Chan Titus, Thiagarajan Ravi R, Frank Deborah, Bratton Susan L
Department of Pediatrics, Division of Pediatric Critical Care, Primary Children's Medical Center, University of Utah, Salt Lake City, Utah 84158-1289, USA.
J Thorac Cardiovasc Surg. 2008 Oct;136(4):984-92. doi: 10.1016/j.jtcvs.2008.03.007.
We investigated survival and predictors of mortality for infants and children with heart disease treated with extracorporeal membrane oxygenation as an aid to cardiopulmonary resuscitation.
Children (<18 years) with heart disease who received extracorporeal cardiopulmonary resuscitation and were reported to the Extracorporeal Life Support Organization database were evaluated. Patients were classified into one of 3 groups based on underlying cardiac physiology: single ventricle, 2 ventricles, and cardiac muscle disease. Patients with eligible procedure codes were assigned a Risk Adjustment for Congenital Heart Surgery-1 classification.
Four hundred ninety-two patients were eligible for analysis, and 279 (57%) were assigned a Risk Adjustment for Congenital Heart Surgery-1 category. Overall survival was 42%. In a multivariable logistic regression analysis, significant pre-extracorporeal predictors for mortality included single-ventricle physiology (odds ratio, 1.6; 95% confidence interval, 1.05-2.4), a history of a stage 1-type procedure (odds ratio, 2.7; 95% confidence interval, 1.2-6.2), and extreme acidosis (arterial blood gas pH < 7.01; odds ratio, 2.2; 95% confidence interval, 1.3-3.7). Right carotid artery cannulation was associated with decreased mortality risk (odds ratio, 0.6; 95% confidence interval, 0.4-0.9). During extracorporeal support, complications, including renal injury, evidence of neurologic injury, and persistent acidosis, were associated with an increased risk of hospital mortality.

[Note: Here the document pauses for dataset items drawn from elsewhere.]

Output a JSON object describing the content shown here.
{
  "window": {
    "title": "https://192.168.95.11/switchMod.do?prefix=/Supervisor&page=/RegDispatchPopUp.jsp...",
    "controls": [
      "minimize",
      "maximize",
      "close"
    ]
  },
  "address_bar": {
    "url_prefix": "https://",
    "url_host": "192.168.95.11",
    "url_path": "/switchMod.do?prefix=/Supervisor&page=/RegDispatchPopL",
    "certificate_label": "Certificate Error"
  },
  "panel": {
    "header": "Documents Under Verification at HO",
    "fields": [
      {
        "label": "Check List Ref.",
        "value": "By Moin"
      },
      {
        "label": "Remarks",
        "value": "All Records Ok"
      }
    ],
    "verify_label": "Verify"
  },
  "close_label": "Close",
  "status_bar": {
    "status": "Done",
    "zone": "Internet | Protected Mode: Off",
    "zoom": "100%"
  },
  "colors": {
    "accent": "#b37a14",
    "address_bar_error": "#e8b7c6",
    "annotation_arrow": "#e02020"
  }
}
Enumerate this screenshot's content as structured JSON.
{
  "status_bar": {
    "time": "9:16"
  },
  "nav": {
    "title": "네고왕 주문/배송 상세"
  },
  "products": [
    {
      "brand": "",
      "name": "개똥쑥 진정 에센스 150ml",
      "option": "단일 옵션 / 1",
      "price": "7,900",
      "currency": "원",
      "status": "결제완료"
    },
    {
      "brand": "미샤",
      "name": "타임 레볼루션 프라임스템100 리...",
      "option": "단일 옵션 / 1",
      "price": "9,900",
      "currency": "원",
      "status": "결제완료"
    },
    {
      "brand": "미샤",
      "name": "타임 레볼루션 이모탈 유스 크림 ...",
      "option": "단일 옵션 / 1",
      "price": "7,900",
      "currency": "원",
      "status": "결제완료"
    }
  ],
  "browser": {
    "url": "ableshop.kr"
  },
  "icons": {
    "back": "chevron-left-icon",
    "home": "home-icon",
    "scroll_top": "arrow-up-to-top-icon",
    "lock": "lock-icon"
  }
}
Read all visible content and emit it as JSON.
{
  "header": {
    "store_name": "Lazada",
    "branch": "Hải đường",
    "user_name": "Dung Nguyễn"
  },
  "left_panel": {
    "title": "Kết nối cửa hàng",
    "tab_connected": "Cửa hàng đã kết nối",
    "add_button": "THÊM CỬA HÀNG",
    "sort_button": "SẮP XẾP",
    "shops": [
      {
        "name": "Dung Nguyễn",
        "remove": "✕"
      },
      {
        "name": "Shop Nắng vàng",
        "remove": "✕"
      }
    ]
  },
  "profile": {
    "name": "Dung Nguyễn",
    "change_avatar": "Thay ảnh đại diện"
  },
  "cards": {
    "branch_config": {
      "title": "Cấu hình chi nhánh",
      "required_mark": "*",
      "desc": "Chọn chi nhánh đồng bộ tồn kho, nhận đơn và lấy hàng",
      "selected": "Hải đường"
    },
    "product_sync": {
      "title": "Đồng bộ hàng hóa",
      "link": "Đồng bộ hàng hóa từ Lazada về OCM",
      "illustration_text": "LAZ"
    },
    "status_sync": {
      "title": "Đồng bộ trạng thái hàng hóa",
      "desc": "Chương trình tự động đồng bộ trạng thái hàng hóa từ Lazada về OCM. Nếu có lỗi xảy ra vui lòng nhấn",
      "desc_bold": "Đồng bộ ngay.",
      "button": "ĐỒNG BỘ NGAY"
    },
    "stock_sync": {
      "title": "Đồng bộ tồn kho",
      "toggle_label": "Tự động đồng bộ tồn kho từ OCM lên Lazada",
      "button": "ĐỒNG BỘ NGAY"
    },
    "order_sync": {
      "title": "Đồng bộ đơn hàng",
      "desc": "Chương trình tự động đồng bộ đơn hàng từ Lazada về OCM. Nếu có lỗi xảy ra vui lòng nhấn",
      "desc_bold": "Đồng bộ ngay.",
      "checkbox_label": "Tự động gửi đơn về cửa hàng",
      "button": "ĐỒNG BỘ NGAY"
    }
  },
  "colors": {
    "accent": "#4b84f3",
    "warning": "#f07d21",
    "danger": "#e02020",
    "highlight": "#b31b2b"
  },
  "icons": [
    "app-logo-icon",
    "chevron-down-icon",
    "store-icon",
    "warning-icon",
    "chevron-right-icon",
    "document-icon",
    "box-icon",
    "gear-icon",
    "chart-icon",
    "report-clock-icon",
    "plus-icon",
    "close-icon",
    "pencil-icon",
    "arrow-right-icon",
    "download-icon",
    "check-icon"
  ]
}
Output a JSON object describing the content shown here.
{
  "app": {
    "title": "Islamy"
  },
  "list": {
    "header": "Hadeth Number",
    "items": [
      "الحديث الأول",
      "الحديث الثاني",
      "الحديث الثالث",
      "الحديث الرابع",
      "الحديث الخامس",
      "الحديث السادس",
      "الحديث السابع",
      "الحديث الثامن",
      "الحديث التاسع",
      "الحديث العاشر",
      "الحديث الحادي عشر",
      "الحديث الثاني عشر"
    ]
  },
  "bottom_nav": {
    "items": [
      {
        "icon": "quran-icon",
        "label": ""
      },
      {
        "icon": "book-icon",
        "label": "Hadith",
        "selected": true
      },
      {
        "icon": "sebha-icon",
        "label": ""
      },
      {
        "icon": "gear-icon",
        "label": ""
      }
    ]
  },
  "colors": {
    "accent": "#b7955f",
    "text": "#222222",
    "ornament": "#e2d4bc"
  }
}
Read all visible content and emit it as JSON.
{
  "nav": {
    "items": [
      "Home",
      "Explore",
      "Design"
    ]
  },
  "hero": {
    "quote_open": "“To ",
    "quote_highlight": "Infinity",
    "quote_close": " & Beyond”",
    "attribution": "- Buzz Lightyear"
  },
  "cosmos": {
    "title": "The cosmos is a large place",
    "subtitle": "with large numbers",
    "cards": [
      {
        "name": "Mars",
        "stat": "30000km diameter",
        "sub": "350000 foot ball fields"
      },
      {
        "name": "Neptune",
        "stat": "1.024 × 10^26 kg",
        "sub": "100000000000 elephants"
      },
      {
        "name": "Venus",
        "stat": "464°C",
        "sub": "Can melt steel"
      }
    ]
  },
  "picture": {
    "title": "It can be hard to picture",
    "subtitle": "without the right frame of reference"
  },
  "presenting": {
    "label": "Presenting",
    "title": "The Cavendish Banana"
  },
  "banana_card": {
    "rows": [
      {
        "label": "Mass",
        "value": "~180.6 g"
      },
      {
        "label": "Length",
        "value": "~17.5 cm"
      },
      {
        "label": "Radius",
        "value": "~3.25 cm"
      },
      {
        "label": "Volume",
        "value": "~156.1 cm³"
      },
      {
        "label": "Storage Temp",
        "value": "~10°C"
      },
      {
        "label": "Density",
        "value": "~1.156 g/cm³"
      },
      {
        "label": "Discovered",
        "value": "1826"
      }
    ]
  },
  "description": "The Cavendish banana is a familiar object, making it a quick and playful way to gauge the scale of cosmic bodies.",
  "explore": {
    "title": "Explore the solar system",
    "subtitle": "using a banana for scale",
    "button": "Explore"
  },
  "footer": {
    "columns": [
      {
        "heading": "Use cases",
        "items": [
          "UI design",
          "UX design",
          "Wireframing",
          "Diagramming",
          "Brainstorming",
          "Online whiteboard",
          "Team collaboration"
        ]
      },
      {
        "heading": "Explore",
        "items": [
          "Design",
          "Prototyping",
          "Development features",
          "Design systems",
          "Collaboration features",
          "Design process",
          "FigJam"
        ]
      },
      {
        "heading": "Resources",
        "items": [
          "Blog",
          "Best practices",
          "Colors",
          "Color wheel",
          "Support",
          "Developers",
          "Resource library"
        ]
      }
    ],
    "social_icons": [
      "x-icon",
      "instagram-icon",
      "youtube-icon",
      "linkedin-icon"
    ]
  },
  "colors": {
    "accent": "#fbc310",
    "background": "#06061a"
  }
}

Use of extracorporeal membrane oxygenation as an adjunct to cardiopulmonary resuscitation resulted in hospital survival in 42% of infants and children with heart disease. Underlying cardiac physiology and associated cardiac surgical procedures influenced mortality, as did pre-extracorporeal resuscitation status and extracorporeal membrane oxygenation-associated complications.
我们调查了接受体外膜肺氧合作为心肺复苏辅助手段治疗的心脏病婴幼儿及儿童的生存率和死亡预测因素。
对患有心脏病且接受体外心肺复苏并上报至体外生命支持组织数据库的18岁以下儿童进行评估。根据潜在心脏生理状况将患者分为3组之一:单心室、双心室和心肌病。为有符合条件手术编码的患者指定先天性心脏病手术风险调整-1分类。
492例患者符合分析条件,其中279例(57%)被指定为先天性心脏病手术风险调整-1类别。总体生存率为42%。在多变量逻辑回归分析中,体外膜肺氧合前显著的死亡预测因素包括单心室生理状况(比值比,1.6;95%置信区间,1.05 - 2.4)、1期手术史(比值比,2.7;95%置信区间,1.2 - 6.2)和极度酸中毒(动脉血气pH < 7.01;比值比,2.2;95%置信区间,1.3 - 3.7)。右颈动脉插管与降低死亡风险相关(比值比,0.6;95%置信区间,0.4 - 0.9)。在体外支持期间,包括肾损伤、神经损伤证据和持续性酸中毒在内的并发症与医院死亡风险增加相关。
使用体外膜肺氧合作为心肺复苏的辅助手段,使42%的心脏病婴幼儿及儿童获得了医院生存。潜在心脏生理状况和相关心脏手术程序影响死亡率,体外膜肺氧合前的复苏状态和与体外膜肺氧合相关的并发症也有影响。